The snow billows over my board as I head down the next run and make a three-dimensional turn that feels akin to floating through a cloud. A bit too much speed and a deeply thrust heel-turn boil the snow up over my head, enveloping my entire whole body in a swirling crystal palace. I reemerge and a few turns later I stop, wiping the remaining snow from my goggles and look back up through the sentinel open glade for my father. He emerges between the trees, bouncing and bounding his way down the mountain. With a bellowing whoop, he slides into a seated stop above me, the snow closing in around his torso as he sits back to relax and enjoy the moment. We both grin.

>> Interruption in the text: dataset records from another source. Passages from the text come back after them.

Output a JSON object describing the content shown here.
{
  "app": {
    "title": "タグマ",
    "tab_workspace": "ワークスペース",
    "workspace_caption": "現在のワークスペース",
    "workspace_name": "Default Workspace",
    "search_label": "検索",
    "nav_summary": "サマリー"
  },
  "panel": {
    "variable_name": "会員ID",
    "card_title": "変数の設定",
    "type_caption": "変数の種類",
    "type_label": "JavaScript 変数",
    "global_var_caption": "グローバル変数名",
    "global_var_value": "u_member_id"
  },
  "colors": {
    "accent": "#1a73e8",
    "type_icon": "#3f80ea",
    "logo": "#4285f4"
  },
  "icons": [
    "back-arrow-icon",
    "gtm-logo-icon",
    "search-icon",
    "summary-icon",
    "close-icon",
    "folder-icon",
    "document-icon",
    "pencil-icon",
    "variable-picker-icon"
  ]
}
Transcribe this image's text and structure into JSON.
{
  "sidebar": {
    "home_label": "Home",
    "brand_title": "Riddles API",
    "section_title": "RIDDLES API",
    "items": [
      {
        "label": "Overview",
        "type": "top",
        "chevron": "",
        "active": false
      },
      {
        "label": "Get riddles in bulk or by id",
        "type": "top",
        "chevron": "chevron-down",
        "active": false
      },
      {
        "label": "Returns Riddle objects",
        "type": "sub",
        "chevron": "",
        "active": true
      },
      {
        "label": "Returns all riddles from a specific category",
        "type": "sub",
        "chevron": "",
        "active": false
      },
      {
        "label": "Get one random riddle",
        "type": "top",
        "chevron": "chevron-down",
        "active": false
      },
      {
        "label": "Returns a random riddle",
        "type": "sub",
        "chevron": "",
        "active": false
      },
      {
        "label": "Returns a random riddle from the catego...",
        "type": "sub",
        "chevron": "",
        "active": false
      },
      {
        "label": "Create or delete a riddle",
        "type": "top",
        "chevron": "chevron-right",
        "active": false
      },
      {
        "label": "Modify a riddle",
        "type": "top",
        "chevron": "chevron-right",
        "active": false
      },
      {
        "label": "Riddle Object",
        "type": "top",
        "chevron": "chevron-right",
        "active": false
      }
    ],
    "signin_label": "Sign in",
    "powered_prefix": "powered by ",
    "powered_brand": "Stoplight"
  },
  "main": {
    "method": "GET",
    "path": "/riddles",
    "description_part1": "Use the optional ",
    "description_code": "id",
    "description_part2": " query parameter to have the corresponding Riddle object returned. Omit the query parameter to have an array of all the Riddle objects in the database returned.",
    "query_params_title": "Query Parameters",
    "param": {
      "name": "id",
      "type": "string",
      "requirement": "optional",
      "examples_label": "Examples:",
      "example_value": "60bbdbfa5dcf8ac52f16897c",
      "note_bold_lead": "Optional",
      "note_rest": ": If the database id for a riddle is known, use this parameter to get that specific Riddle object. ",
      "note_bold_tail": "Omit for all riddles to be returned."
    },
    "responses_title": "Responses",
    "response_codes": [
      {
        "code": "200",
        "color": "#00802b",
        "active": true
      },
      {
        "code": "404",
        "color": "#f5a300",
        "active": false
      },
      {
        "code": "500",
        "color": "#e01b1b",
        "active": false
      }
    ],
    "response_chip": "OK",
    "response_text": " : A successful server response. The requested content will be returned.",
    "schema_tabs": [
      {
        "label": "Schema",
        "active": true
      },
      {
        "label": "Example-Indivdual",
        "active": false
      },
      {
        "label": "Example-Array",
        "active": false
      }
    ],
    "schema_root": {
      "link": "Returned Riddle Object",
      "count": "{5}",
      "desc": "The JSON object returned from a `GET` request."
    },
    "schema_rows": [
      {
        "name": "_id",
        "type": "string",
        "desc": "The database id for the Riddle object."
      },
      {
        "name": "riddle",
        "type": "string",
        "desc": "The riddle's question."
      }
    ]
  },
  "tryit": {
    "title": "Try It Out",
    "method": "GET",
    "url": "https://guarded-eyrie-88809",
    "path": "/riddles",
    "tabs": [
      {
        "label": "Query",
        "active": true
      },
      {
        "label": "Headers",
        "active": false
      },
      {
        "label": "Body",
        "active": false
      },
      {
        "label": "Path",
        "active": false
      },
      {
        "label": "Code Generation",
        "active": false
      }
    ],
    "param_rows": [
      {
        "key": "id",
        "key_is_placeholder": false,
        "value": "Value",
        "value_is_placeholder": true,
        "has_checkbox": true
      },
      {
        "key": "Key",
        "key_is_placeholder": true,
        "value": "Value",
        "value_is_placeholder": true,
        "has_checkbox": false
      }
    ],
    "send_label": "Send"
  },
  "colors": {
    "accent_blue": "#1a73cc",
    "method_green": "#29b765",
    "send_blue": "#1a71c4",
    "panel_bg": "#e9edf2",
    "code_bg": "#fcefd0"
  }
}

We leave trenches wherever we go – across the open slope, over rollers, into depressions, and between the trees, which seem to beckon us to dance in the snow below, whispering a breathy song as we pass. It’s just the sound of millions of snowflakes colliding against us, cascading up and around our bodies, a winter wave softly cresting off of our beings.
Through the day– the slopes morph into thousands of accumulating tracks. From the first few serrated slices of the morning to a mid-morning crisscrossing pattern, and later to an artist’s cross-hatching. By mid-afternoon, when our legs ache and our gear is weighted down with perspiration, the slopes give way to a chaotic blue-shadowed scramble of tracks.
My dad has had his fill and announces his intention for his last run of the day. Again, we grin. Worn weary by the day’s athletic drain on our bodies, we marvel at just how fun it is to spend the day together in the world-class high-alpine mountains of Colorado.